Bush backers go to the trenches, and those who dare to criticize are labeled "Defenders of Saddam."

Published February 7, 2003 9:11PM (EST)

Objectively repellent
"Defenders of Saddam" is now the epithet of choice that war enthusiasts substitute for argument with those of us who believe that war really should be the last resort in Iraq. William Safire uses such extreme invective today twice in his second paragraph. He applies the broad, smearing brush to anyone who doesn't assent to the immediate imperative of invasion. That must include Safire's employers on the page opposite his column, who today reiterated their position: "Because the consequences of war are so terrible, and the cost of rebuilding Iraq so great, the United States cannot afford to confront Iraq without broad international support." The Times editorial board has insisted all along that inspections backed by force are the best alternative to war. If that makes them protectors and defenders of Saddam, the Hitler of our time, it is hard to understand why Safire dishonorably continues to accept their patronage.

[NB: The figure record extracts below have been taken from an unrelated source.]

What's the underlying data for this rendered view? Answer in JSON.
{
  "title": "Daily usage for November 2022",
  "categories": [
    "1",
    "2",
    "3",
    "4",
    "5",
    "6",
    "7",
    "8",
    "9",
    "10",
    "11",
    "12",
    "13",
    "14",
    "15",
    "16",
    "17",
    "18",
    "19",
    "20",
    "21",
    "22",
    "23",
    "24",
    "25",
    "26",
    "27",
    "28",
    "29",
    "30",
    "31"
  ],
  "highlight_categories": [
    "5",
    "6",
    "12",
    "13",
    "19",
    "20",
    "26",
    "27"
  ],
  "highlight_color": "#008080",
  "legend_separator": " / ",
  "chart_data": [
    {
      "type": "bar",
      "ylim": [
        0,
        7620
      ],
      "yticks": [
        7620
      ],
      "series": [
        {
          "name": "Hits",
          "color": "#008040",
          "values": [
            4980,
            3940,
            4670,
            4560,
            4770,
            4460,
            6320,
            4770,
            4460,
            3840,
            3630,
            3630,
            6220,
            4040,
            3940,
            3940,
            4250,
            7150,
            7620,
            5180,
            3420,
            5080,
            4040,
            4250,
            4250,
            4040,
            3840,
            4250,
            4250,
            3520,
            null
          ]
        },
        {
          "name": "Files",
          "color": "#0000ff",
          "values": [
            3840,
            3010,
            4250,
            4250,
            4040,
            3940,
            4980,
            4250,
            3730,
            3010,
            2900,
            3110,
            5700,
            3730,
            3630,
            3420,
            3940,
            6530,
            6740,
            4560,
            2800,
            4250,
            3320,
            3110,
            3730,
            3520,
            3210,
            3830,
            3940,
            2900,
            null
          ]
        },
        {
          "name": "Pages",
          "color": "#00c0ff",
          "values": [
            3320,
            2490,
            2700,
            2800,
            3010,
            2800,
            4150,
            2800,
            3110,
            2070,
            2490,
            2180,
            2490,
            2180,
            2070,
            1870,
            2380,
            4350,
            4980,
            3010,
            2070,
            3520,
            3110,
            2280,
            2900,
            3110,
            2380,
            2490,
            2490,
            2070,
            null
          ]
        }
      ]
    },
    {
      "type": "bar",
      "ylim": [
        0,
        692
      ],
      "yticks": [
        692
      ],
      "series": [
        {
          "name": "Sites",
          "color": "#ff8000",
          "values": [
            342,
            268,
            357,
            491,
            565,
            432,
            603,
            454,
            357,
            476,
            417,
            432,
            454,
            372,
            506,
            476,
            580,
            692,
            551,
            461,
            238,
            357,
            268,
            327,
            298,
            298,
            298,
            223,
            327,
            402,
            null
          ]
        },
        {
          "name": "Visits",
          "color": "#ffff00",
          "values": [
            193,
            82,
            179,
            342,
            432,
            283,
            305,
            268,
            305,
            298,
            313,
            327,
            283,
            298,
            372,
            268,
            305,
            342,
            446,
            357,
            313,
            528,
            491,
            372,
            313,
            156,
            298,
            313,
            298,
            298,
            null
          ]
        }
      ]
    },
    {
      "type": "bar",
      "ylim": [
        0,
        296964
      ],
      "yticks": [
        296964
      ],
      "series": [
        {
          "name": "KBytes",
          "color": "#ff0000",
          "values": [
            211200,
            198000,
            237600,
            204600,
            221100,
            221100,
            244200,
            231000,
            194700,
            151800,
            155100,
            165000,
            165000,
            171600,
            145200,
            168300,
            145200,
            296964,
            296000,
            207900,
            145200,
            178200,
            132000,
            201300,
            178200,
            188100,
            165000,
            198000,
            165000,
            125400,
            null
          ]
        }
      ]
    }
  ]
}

This abusive language (and abuse of language) is now a habit among some on the right. To disagree is to be subjected to accusations of disloyalty, appeasement and so on. Colin Powell, suddenly hailed as the patron saint of intervention, has been denounced as an appeaser and worse many times over during the past year, usually by people whose keen appetite for a war in which others will fight and die is more than a little unbecoming.

According to Andrew Sullivan, for instance, my opinion about the continuation of inspections as an alternative to war makes me "objectively" an ally of Saddam. How ironic it is that when the self-styled Orwell becomes agitated, he reaches immediately for the rhetorical slime of Stalinism. "Objectively" is an artifact of the smelly cant that Orwell specifically rejected -- a term habitually used by Communists to defame opponents with the accusation that they were "objectively" allies of fascism and imperialism. Now we see certain scoundrels using the same defamatory tactic to inhibit debate about Iraq.

Objectively then, as Sullivan would say, everyone who has endorsed inspections or expressed skepticism about war must be Saddam's stooge, from retired Gen. Anthony Zinni, the president's Mideast envoy, to the editorial writers at the Houston Chronicle, the president's supportive hometown newspaper, who yesterday urged Secretary Powell "to explain why the U.N. weapons inspection regime was worth signing onto a few weeks ago, but doesn't merit an adequate opportunity to be carried out." (Two former National Security Council staffers raise important questions about the administration's war policy here.)

To the extent that Safire and Sullivan make a coherent argument, they seem to say that unless Saddam disarms voluntarily and completely tomorrow, we must rain cruise missiles on Baghdad next week. The true success or failure of inspections is irrelevant to their position -- and perhaps they ought to stop pretending otherwise.

Recent history makes nonsense of the false, constricted choice presented by the war enthusiasts. For seven years, between 1991 and 1998, inspections worked and Iraq was wholly contained. I wonder whether Sullivan would be so honest as to inform his readers how much Iraqi ordnance was discovered and destroyed during that period. This 1997 USIA release provides some measure of the magnitude of weaponry and production equipment Saddam lost before he decided to foreclose that process. It dwarfs the amounts discussed by Powell yesterday. Insisting on continued, intrusive inspections is no favor to Saddam -- nor to the Islamist enemies of the United States who anticipate a propaganda bonanza from the suffering our forces would inflict on the Iraqi people in war. Perhaps that makes the advocates of war "objectively" allies of Osama. Much of what Sullivan says, like his assertion that the current U.N. inspections are "fruitless" and will find nothing, is self-contradictory. After two months, the inspectors already have discovered warheads, documents and chemical weapon precursors that Sullivan and others earlier pronounced "very serious." What is to stop the U.N. from putting hundreds more inspectors in country, with U-2 surveillance and other sophisticated methods? Why not reserve what the president called the "last resort" for the moment when Saddam resists those measures?

Yesterday Kofi Annan warned Baghdad that Iraq must cooperate with the inspectors or face eventual judgment by the Security Council. He's right. Let's wait and see what Hans Blix -- who, like Powell, has recently been praised for his toughness by those who earlier disparaged him -- says in his next report before we rush to war.

Meanwhile, I can only hope that when Sullivan misleads his readers about my views, they will take the trouble to read what I've actually written. That's always a necessary precaution with Sullivan, as he demonstrates today with his "three cheers" for Mary McGrory. Anyone who doesn't read her column wouldn't know that she concludes her praise for Powell with this sentence: "I'm not ready for war yet." Until she's ready, I suppose that makes her a "protector of Saddam," too.